Отдельный индивид лишь постольку является «человеком» в точном и строгом смысле слова, поскольку он реализует своей индивидуальностью ту или иную совокупность исторически развившихся способностей (способов жизнедеятельности), тот или иной фрагмент до и независимо от него оформившейся культуры, усваиваемой им в процессе воспитания («становления человеком»). В этом смысле человеческая личность рассматривается как единичное воплощение культуры, т. е. «всеобщего» в человеке. Всеобщая «сущность человека» реальна как культура, как исторически складывающаяся и эволюционирующая совокупность всех сугубо человеческих форм жизнедеятельности, их полный «ансамбль».

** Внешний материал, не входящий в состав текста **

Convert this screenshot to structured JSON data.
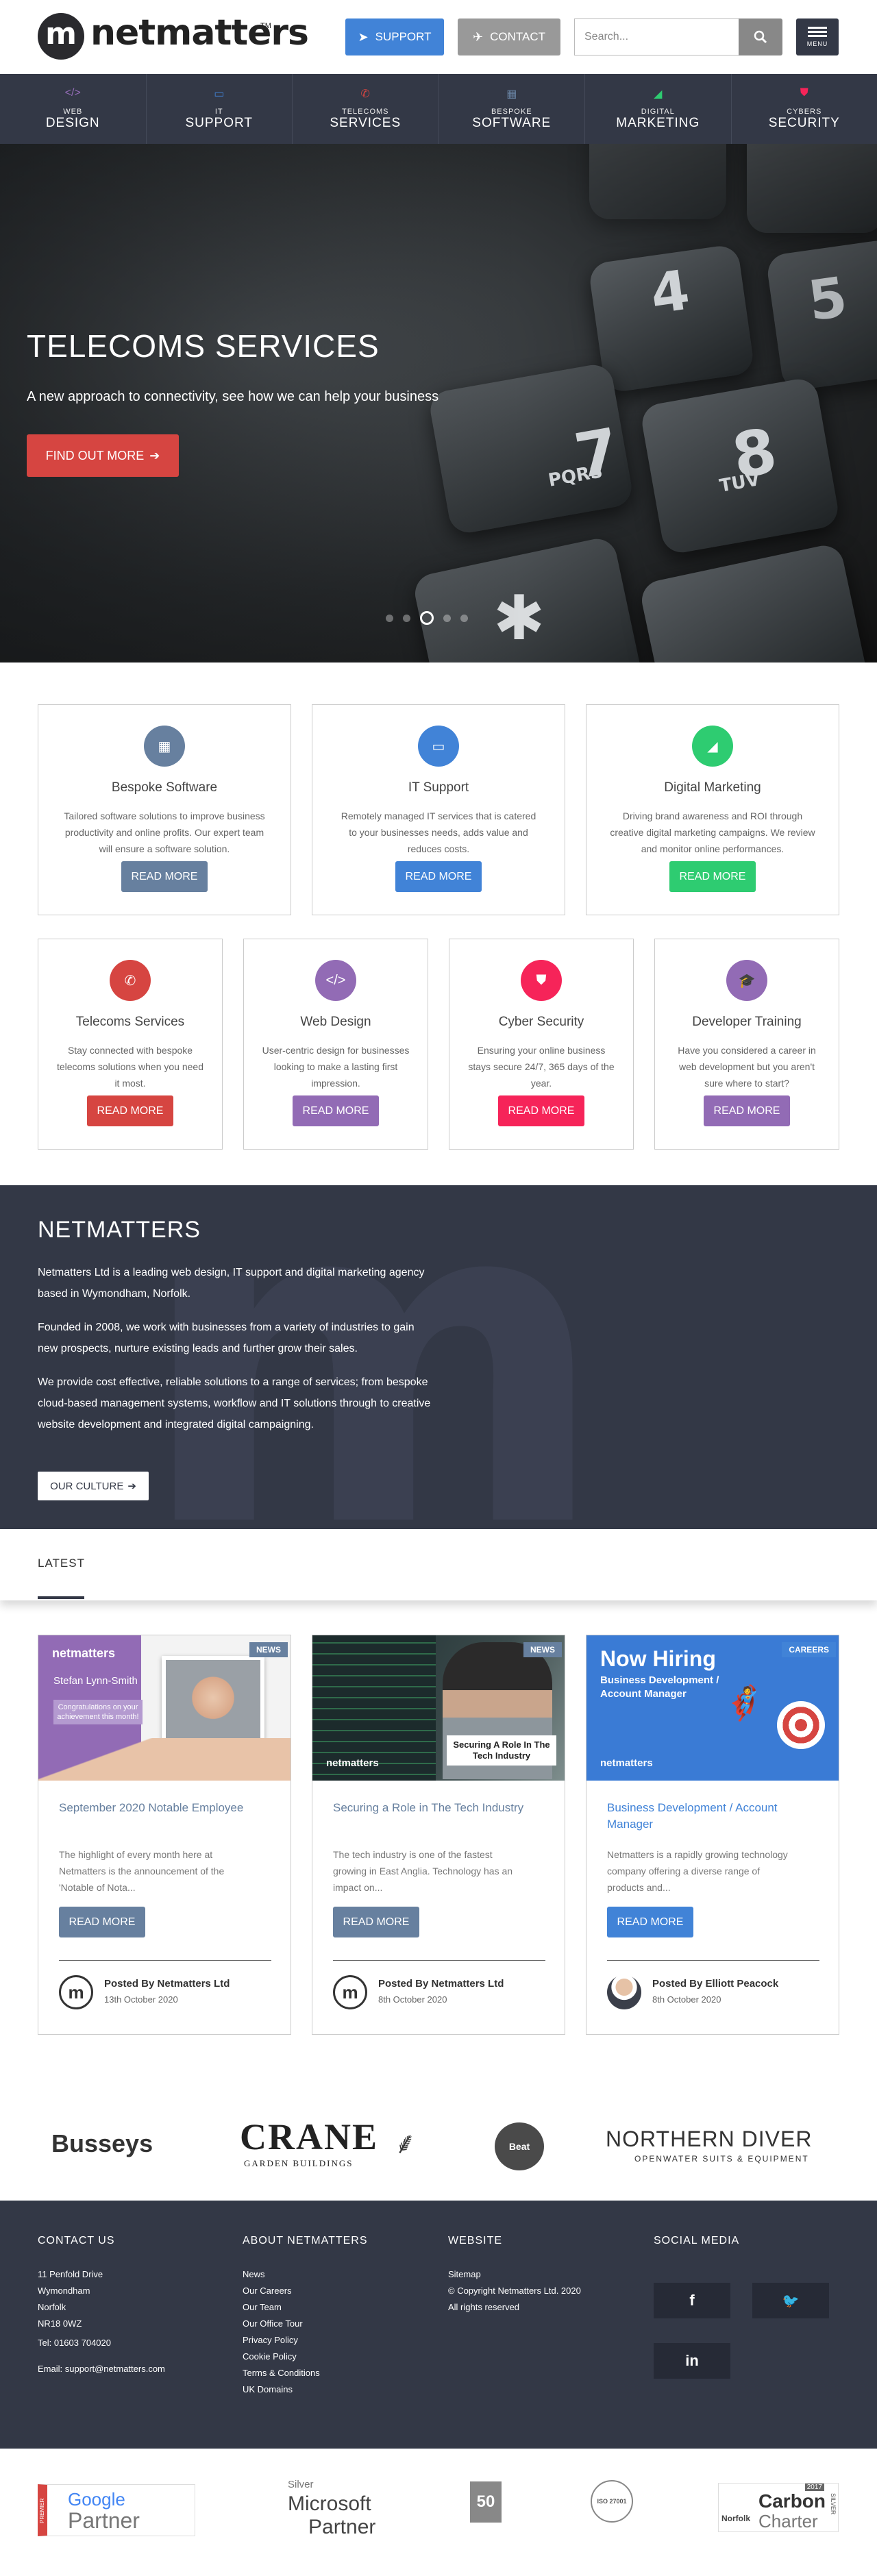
{
  "header": {
    "logo_text": "netmatters",
    "logo_mark": "m",
    "logo_tm": "TM",
    "support_label": "SUPPORT",
    "contact_label": "CONTACT",
    "search_placeholder": "Search...",
    "menu_label": "MENU"
  },
  "nav": [
    {
      "small": "WEB",
      "big": "DESIGN",
      "icon": "code-icon",
      "glyph": "</>",
      "color": "#926bb5"
    },
    {
      "small": "IT",
      "big": "SUPPORT",
      "icon": "monitor-icon",
      "glyph": "▭",
      "color": "#4183d7"
    },
    {
      "small": "TELECOMS",
      "big": "SERVICES",
      "icon": "phone-icon",
      "glyph": "✆",
      "color": "#d64541"
    },
    {
      "small": "BESPOKE",
      "big": "SOFTWARE",
      "icon": "grid-icon",
      "glyph": "▦",
      "color": "#67809f"
    },
    {
      "small": "DIGITAL",
      "big": "MARKETING",
      "icon": "signal-icon",
      "glyph": "◢",
      "color": "#2ecc71"
    },
    {
      "small": "CYBERS",
      "big": "SECURITY",
      "icon": "shield-icon",
      "glyph": "⛊",
      "color": "#f62459"
    }
  ],
  "hero": {
    "title": "TELECOMS SERVICES",
    "subtitle": "A new approach to connectivity, see how we can help your business",
    "button": "FIND OUT MORE",
    "slides": 5,
    "active_slide": 3
  },
  "services": [
    {
      "title": "Bespoke Software",
      "desc": "Tailored software solutions to improve business productivity and online profits. Our expert team will ensure a software solution.",
      "button": "READ MORE",
      "color": "#67809f",
      "icon": "grid-icon",
      "glyph": "▦"
    },
    {
      "title": "IT Support",
      "desc": "Remotely managed IT services that is catered to your businesses needs, adds value and reduces costs.",
      "button": "READ MORE",
      "color": "#4183d7",
      "icon": "monitor-icon",
      "glyph": "▭"
    },
    {
      "title": "Digital Marketing",
      "desc": "Driving brand awareness and ROI through creative digital marketing campaigns. We review and monitor online performances.",
      "button": "READ MORE",
      "color": "#2ecc71",
      "icon": "signal-icon",
      "glyph": "◢"
    },
    {
      "title": "Telecoms Services",
      "desc": "Stay connected with bespoke telecoms solutions when you need it most.",
      "button": "READ MORE",
      "color": "#d64541",
      "icon": "phone-icon",
      "glyph": "✆"
    },
    {
      "title": "Web Design",
      "desc": "User-centric design for businesses looking to make a lasting first impression.",
      "button": "READ MORE",
      "color": "#926bb5",
      "icon": "code-icon",
      "glyph": "</>"
    },
    {
      "title": "Cyber Security",
      "desc": "Ensuring your online business stays secure 24/7, 365 days of the year.",
      "button": "READ MORE",
      "color": "#f62459",
      "icon": "shield-icon",
      "glyph": "⛊"
    },
    {
      "title": "Developer Training",
      "desc": "Have you considered a career in web development but you aren't sure where to start?",
      "button": "READ MORE",
      "color": "#926bb5",
      "icon": "graduation-cap-icon",
      "glyph": "🎓"
    }
  ],
  "about": {
    "title": "NETMATTERS",
    "p1": "Netmatters Ltd is a leading web design, IT support and digital marketing agency based in Wymondham, Norfolk.",
    "p2": "Founded in 2008, we work with businesses from a variety of industries to gain new prospects, nurture existing leads and further grow their sales.",
    "p3": "We provide cost effective, reliable solutions to a range of services; from bespoke cloud-based management systems, workflow and IT solutions through to creative website development and integrated digital campaigning.",
    "button": "OUR CULTURE",
    "bg_letter": "m"
  },
  "latest": {
    "label": "LATEST",
    "news": [
      {
        "tag": "NEWS",
        "tag_color": "#67809f",
        "title": "September 2020 Notable Employee",
        "title_color": "#67809f",
        "excerpt": "The highlight of every month here at Netmatters is the announcement of the 'Notable of Nota...",
        "button": "READ MORE",
        "btn_color": "#67809f",
        "author": "Posted By Netmatters Ltd",
        "date": "13th October 2020",
        "img_logo": "netmatters",
        "img_name": "Stefan Lynn-Smith",
        "img_caption": "Congratulations on your achievement this month!"
      },
      {
        "tag": "NEWS",
        "tag_color": "#67809f",
        "title": "Securing a Role in The Tech Industry",
        "title_color": "#67809f",
        "excerpt": "The tech industry is one of the fastest growing in East Anglia. Technology has an impact on...",
        "button": "READ MORE",
        "btn_color": "#67809f",
        "author": "Posted By Netmatters Ltd",
        "date": "8th October 2020",
        "img_logo": "netmatters",
        "img_caption": "Securing A Role In The Tech Industry"
      },
      {
        "tag": "CAREERS",
        "tag_color": "#4183d7",
        "title": "Business Development / Account Manager",
        "title_color": "#4183d7",
        "excerpt": "Netmatters is a rapidly growing technology company offering a diverse range of products and...",
        "button": "READ MORE",
        "btn_color": "#4183d7",
        "author": "Posted By Elliott Peacock",
        "date": "8th October 2020",
        "img_logo": "netmatters",
        "img_title": "Now Hiring",
        "img_caption": "Business Development / Account Manager"
      }
    ]
  },
  "clients": [
    {
      "name": "Busseys"
    },
    {
      "name": "CRANE",
      "sub": "GARDEN BUILDINGS"
    },
    {
      "name": "Beat"
    },
    {
      "name": "NORTHERN DIVER",
      "sub": "OPENWATER SUITS & EQUIPMENT"
    }
  ],
  "footer": {
    "contact_head": "CONTACT US",
    "address": [
      "11 Penfold Drive",
      "Wymondham",
      "Norfolk",
      "NR18 0WZ"
    ],
    "tel": "Tel: 01603 704020",
    "email": "Email: support@netmatters.com",
    "about_head": "ABOUT NETMATTERS",
    "about_links": [
      "News",
      "Our Careers",
      "Our Team",
      "Our Office Tour",
      "Privacy Policy",
      "Cookie Policy",
      "Terms & Conditions",
      "UK Domains"
    ],
    "website_head": "WEBSITE",
    "website_links": [
      "Sitemap",
      "© Copyright Netmatters Ltd. 2020",
      "All rights reserved"
    ],
    "social_head": "SOCIAL MEDIA",
    "social": [
      {
        "name": "facebook-icon",
        "glyph": "f"
      },
      {
        "name": "twitter-icon",
        "glyph": "🐦"
      },
      {
        "name": "linkedin-icon",
        "glyph": "in"
      }
    ]
  },
  "partners": {
    "google_premier": "PREMIER",
    "google": "Google",
    "google_partner": "Partner",
    "ms_silver": "Silver",
    "ms_name": "Microsoft",
    "ms_partner": "Partner",
    "fifty": "50",
    "iso": "ISO 27001",
    "carbon_top": "2017",
    "carbon_norfolk": "Norfolk",
    "carbon_main": "Carbon",
    "carbon_sub": "Charter",
    "carbon_side": "SILVER"
  }
}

Убедительный ответ на вопрос, что такое «личность» и откуда она берется, дает Э.В. Ильенков. К анализу понятия «личность» (именно – понятия, то есть понимания существа дела, а не термина), пишет философ, побуждают вовсе не схоластические соображения. Ответ на этот вопрос непосредственно связан с проблемой формирования в массовом масштабе личности в обществе, где свободное развитие каждого является условием свободного развития всех. Больше о личности см. в заметках "Будущее в прошлом или прошлое в будущем?" (Индивидуальность против личности: кто кого?)
+ + +
С чего начинается ученый? Вопрос, конечно, интересный… Для одних, быть может, ученый начинается с защиты диссертации, для других – с поступления в аспирантуру, и т.д.
По мне, ученый начинается с такой штуки, как наличие в человеке духа противоречия, без которого невозможно стать действительным ученым. Приспособленчество, соглашательство со всем и вся вообще противны формированию личности, а личности ученого и подавно. Это всё равно что мечтать о карьере оперного певца, не имея слуха. Особенно важно это для ученых-гуманитариев.
Не случайно, выдающийся мыслитель тысячелетия К. Маркс, самый влиятельный человек ХХ в. (по определению журнала «Time» в 1999г.), своим любимым девизом назвал: «Подвергай всё сомнению».
Конечно, не тому сомнению, которое отличает скептика от догматика, а тому сомнению, без которого не может быть истинного мышления. (См. об этом: «О науке и педантах» и «Откуда берутся скептики?»). Тому сомнению, которое ищет диалектическое противоречие во всем. Именно об этом идет речь в еще одной заметке (см. «О критерии умения мыслить»).
Не умеющий мыслить педант может «подвергнуть сомнению» мысль о том, что ученый начинается с присутствия в индивидууме духа противоречия, ибо здесь еще нет бытия, а есть только некая черта характера, предпосылка. А вот ученая степень – это уже реальное начало ученого мужа.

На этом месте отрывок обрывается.